Union and multinational trade political blows over North Boats service

The North Boat service has become the latest battleground for a political fight between the Rail, Maritime and Transport (RMT) union and Serco, the multinational transport and services firm chosen by the Scottish government to operate it from May.

Days after declaring it would ballot ferry workers who stand to have their pensions cut back on strike action, RMT general secretary Bob Crow claimed there was a £107 million “black hole” at the financial heart of the contract. The stated value of the six-year contract on the London Stock Exchange is £350 million while the Scottish government has it at £243 million.

The difference is explained by the revenue from fares and freight charges, which are set by the Scottish government and to which there will be no change until January.

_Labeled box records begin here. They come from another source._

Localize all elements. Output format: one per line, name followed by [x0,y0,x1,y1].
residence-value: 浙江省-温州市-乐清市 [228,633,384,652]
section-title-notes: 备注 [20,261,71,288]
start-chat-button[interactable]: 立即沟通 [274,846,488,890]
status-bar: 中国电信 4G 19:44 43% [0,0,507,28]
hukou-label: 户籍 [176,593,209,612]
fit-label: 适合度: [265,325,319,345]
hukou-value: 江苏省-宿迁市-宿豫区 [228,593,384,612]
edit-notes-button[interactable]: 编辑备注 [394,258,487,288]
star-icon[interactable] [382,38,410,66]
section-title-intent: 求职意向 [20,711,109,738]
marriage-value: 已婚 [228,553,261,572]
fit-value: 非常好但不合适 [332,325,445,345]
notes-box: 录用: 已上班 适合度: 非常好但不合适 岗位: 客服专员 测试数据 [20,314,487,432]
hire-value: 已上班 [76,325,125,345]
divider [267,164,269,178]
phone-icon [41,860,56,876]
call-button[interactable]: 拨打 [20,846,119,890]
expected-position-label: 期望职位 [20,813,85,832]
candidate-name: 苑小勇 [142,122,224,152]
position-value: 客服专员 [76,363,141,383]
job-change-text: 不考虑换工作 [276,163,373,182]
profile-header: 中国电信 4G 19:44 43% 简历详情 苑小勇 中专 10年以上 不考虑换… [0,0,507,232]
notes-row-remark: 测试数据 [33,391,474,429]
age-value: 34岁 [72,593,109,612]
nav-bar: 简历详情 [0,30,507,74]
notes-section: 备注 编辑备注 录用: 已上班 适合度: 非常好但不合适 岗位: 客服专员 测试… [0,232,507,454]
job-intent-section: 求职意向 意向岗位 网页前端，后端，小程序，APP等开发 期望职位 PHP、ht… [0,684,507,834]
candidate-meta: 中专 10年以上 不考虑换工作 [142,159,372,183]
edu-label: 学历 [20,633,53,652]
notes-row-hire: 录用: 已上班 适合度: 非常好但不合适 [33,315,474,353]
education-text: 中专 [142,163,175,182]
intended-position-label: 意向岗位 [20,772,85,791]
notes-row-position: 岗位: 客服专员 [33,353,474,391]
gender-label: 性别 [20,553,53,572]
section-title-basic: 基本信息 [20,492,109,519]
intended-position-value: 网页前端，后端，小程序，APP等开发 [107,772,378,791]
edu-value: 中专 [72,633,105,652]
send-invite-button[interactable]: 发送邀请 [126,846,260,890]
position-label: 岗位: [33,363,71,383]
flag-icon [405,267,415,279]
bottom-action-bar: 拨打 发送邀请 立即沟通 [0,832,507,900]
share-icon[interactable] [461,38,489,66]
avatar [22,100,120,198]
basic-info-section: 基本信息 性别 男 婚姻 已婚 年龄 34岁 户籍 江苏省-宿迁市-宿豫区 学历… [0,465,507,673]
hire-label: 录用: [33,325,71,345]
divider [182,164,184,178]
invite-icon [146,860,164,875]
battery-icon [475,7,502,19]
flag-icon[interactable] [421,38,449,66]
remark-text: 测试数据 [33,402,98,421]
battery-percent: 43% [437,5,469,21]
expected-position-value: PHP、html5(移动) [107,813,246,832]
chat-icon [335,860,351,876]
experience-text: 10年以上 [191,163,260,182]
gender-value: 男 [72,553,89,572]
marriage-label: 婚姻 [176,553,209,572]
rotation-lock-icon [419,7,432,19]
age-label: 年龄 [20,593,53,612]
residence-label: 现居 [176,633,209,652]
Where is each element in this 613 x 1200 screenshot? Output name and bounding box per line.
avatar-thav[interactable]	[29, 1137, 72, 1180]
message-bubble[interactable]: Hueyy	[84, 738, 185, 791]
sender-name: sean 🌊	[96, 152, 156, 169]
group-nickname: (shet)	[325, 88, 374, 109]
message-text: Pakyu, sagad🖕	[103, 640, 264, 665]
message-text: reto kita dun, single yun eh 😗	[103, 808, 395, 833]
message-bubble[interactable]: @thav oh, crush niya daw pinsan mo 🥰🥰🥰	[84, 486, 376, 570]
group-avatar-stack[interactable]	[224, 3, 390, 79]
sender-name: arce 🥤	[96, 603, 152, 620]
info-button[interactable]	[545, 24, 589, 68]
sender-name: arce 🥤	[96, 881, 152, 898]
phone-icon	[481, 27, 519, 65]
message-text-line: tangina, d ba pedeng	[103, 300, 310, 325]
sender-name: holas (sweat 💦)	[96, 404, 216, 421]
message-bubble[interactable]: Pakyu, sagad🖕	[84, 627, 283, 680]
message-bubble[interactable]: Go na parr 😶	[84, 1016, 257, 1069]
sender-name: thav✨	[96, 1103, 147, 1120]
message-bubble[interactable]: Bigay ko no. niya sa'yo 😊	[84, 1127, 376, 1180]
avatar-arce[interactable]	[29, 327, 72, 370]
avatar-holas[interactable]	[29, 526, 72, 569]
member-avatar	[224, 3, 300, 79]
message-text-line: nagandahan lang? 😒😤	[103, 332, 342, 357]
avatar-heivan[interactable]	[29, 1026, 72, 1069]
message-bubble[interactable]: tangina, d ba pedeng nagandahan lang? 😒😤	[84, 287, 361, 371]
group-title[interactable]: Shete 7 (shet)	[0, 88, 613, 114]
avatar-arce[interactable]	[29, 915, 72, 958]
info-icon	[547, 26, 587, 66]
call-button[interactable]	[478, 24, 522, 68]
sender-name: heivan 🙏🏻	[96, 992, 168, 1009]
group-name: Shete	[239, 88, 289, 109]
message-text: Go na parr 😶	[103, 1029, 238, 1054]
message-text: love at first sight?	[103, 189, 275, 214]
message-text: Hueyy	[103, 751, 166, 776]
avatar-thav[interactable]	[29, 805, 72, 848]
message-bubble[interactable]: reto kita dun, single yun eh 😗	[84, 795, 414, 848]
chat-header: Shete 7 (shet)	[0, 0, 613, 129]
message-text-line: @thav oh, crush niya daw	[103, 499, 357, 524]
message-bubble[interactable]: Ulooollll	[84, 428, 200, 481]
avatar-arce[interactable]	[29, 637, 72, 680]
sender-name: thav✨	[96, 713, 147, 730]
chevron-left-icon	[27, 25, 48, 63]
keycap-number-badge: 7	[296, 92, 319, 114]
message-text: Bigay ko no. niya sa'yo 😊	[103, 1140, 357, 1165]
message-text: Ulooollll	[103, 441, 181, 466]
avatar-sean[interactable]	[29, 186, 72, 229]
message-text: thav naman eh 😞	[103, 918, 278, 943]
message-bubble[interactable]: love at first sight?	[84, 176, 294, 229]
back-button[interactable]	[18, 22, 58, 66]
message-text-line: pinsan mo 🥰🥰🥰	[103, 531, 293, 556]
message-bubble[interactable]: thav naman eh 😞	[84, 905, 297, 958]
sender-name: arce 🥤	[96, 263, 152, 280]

But Mr Crow chose to make political capital out of the difference. He said: “This whole botched privatisation plan has been a shambles from start to finish and RMT demands to know why a contract that the politicians said is worth £243 million has been ramped up by the company to £350 million on the Stock Exchange.

“This isn’t small change down the back of the sofa, it’s £107 million and the taxpayers and ferries staff have a right to know just what is going on here. It stinks of the usual capitalist chicanery but it’s down to the politicians now to explain this one and it reinforces our case for binning this whole deal.

“Add the fact that Serco are looking to rip up long-standing pension commitments to the staff who deliver these lifeline services and as RMT always said you can see that this northern ferries stich-up is about maximising profits at the expense of services, fares and the workforce.”

In response, Serco said it had been transparent about the value of the contract.

A spokesman said: “Serco will work in partnership with local stakeholders and with Transport Scotland to improve service standards by more effectively meeting the needs of islanders, businesses and the increasing number of visitors to the Northern Isles whilst delivering better value for money for the taxpayer.”